Em Angola, influenciadores queer têm usado as plataformas digitais para combater discursos de ódio e promover consciência social.
As redes sociais tornaram-se, nos últimos anos, uma das principais formas de comunicação, sobretudo entre os jovens. Todos os dias, milhares de utilizadores partilham mensagens com os seus seguidores, influenciando posicionamentos sobre questões sociais, culturais e políticas que afectam directamente as suas comunidades.
Em Angola, contudo, também se tem registado um aumento preocupante nos discursos de ódio contra pessoas LGBTQIAP+. Essas manifestações hostis baseiam-se, muitas vezes, em narrativas falsas, como a ideia de que a “homossexualidade não é africana” ou de que viver a própria sexualidade é um pecado à luz do cristianismo. A situação voltou a ser visível recentemente, após a Associação Íris Angola anunciar as candidatas à segunda edição do Miss Trans Angola 2025.
Neste cenário, Bruno Fernandes, Ariel Anselmo e Jerson Porto destacam-se como vozes queer que utilizam as redes sociais para sensibilizar, reeducar e inspirar a sociedade angolana.
Ariel Anselmo: Resgatando a história Queer africana

Ariel Anselmo, apresentadora do programa “Sem Cortes, Pod?”, é uma mulher trans que tem usado o TikTok para resgatar a existência da população LGBTQIAP+ na África antiga, antes do período colonial.
“Um dos principais factores que me motivou a fazer esse tipo de conteúdos foi a ausência de pessoas LGBTs em Angola que falam sobre esses assuntos na internet. Temos muitos activistas e organizações que abordam estas questões, mas fora da internet… Senti que precisava trazer esse assunto para a internet, com uma linguagem que o público jovem pudesse entender com facilidade”, explicou Ariel à Queer People.
Com base em pesquisas históricas africanas e em estudos da comunidade científica global, Ariel não apenas sensibiliza: ela reeduca e cria um espaço de diálogo saudável para jovens dentro e fora da comunidade LGBTQIAP+.

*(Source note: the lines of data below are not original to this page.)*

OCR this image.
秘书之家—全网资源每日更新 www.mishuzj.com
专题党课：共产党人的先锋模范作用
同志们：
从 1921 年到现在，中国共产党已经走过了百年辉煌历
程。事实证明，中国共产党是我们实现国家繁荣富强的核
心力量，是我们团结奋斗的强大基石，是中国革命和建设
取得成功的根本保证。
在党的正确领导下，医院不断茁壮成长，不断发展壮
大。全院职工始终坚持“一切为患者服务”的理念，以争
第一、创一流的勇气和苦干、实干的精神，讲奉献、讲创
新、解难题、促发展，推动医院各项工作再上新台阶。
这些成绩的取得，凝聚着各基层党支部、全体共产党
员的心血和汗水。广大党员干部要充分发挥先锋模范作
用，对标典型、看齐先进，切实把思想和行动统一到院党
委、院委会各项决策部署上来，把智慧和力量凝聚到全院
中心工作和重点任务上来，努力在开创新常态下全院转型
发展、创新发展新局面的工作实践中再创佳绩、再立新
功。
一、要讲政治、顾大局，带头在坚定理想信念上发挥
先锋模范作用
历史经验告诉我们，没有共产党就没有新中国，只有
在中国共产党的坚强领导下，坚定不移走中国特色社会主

Bruno Fernandes: Reflexões Sociais em Directo

Bruno Fernandes, apresentador de TV e radialista, usa as redes sociais para partilhar a rubrica “Verdades na Hora com Bruno Fernandes”. Nela, comenta os acontecimentos sociais, culturais e políticos mais relevantes do país, analisando o impacto das decisões políticas na vida do cidadão comum e questionando a juventude angolana sobre os direitos e valores da sociedade.
“O Verdades na Hora é uma rubrica onde apresento o meu parecer sobre assuntos de importância social, cultural e económica, trazendo sempre a necessidade de reflexão sobre as questões que afectam a nossa sociedade”, declarou o influenciador num dos vídeos da série.

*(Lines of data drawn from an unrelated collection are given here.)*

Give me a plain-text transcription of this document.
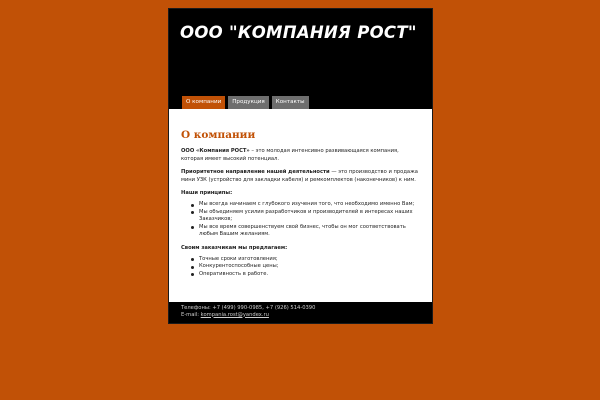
ООО "КОМПАНИЯ РОСТ"
О компании	Продукция	Контакты
О компании

ООО «Компания РОСТ» – это молодая интенсивно развивающаяся компания, которая имеет высокий потенциал.

Приоритетное направление нашей деятельности — это производство и продажа мини УЗК (устройство для закладки кабеля) и ремкомплектов (наконечников) к ним.

Наши принципы:
Мы всегда начинаем с глубокого изучения того, что необходимо именно Вам;
Мы объединяем усилия разработчиков и производителей в интересах наших Заказчиков;
Мы все время совершенствуем свой бизнес, чтобы он мог соответствовать любым Вашим желаниям.
Своим заказчикам мы предлагаем:
Точные сроки изготовления;
Конкурентоспособные цены;
Оперативность в работе.
Телефоны: +7 (499) 990-0985, +7 (926) 514-0390
E-mail: kompania.rost@yandex.ru
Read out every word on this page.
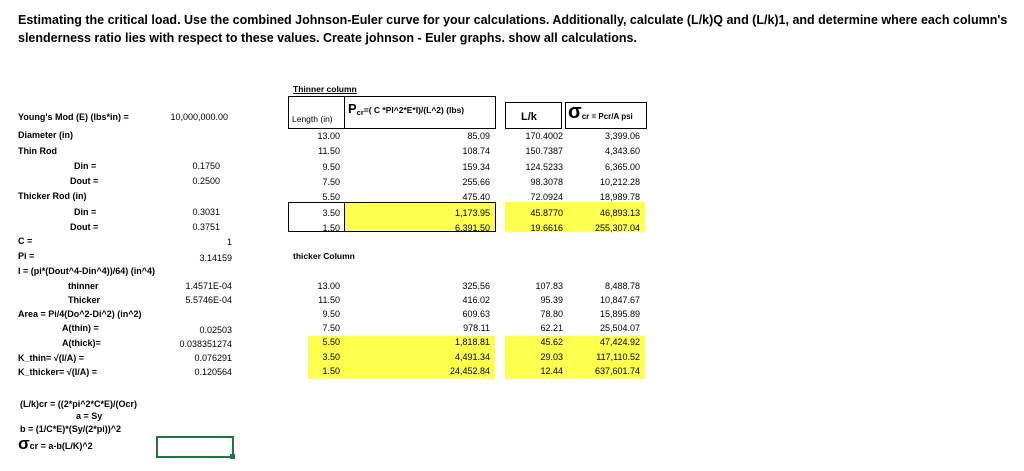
Estimating the critical load. Use the combined Johnson-Euler curve for your calculations. Additionally, calculate (L/k)Q and (L/k)1, and determine where each column's slenderness ratio lies with respect to these values. Create johnson - Euler graphs. show all calculations.
Young's Mod (E) (lbs*in) =	10,000,000.00
Diameter (in)
Thin Rod
Din =	0.1750
Dout =	0.2500
Thicker Rod (in)
Din =	0.3031
Dout =	0.3751
C =	1
Pi =	3.14159
I = (pi*(Dout^4-Din^4))/64) (in^4)
thinner	1.4571E-04
Thicker	5.5746E-04
Area = Pi/4(Do^2-Di^2) (in^2)
A(thin) =	0.02503
A(thick)=	0.038351274
K_thin= √(I/A) =	0.076291
K_thicker= √(I/A) =	0.120564
(L/k)cr = ((2*pi^2*C*E)/(Ocr)
a = Sy
b = (1/C*E)*(Sy/(2*pi))^2
σ cr = a-b(L/K)^2
Thinner column
Length (in)
P cr =( C *PI^2*E*I)/(L^2) (lbs)
L/k σ cr = Pcr/A psi
13.00	85.09	170.4002	3,399.06
11.50	108.74	150.7387	4,343.60
9.50	159.34	124.5233	6,365.00
7.50	255.66	98.3078	10,212.28
5.50	475.40	72.0924	18,989.78
3.50	1,173.95	45.8770	46,893.13
1.50	6,391.50	19.6616	255,307.04
thicker Column
13.00	325.56	107.83	8,488.78
11.50	416.02	95.39	10,847.67
9.50	609.63	78.80	15,895.89
7.50	978.11	62.21	25,504.07
5.50	1,818.81	45.62	47,424.92
3.50	4,491.34	29.03	117,110.52
1.50	24,452.84	12.44	637,601.74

Jerson Porto: activismo digital e comunitário

Longe dos estúdios, mas perto da sua comunidade, Jerson Porto – activista e vencedor do prémio “Digital Influencer do Ano” nos Queer People Awards 2023 – tem mobilizado os seus seguidores em prol de causas sociais.
Um exemplo recente foi o apoio à menina Ângela, encontrada num parque da cidade do Lubango (Huíla) em Junho, quando chorava após perder o dinheiro das vendas por causa da fiscalização. Sensibilizado pela sua história e pela situação precária em que vivia com os irmãos, Jerson decidiu apadrinhá-los, garantindo materiais escolares e condições mínimas para que continuem a estudar.
“Durante o meu percurso também recebi ajuda em vários momentos. Ver a Ângela naquela noite a chorar mexeu muito comigo. Algo me motivou a ajudá-la, com o pouco que tenho… Poder apoiar ela e os irmãos é uma forma de evitar que tenham de ir para as ruas vender quando deviam estar a estudar e a sonhar”, contou o activista à Queer People.
Embora as redes sociais possam amplificar discursos de ódio contra minorias sexuais e de género, figuras como Bruno Fernandes, Ariel Anselmo e Jerson Porto mostram um lado diferente, onde as plataformas digitais servem como ferramentas de empoderamento, educação e transformação social.
Engajar com os conteúdos destes influenciadores Queer é, ao mesmo tempo, resistir à intolerância e construir espaços digitais mais seguros, inclusivos e conscientes.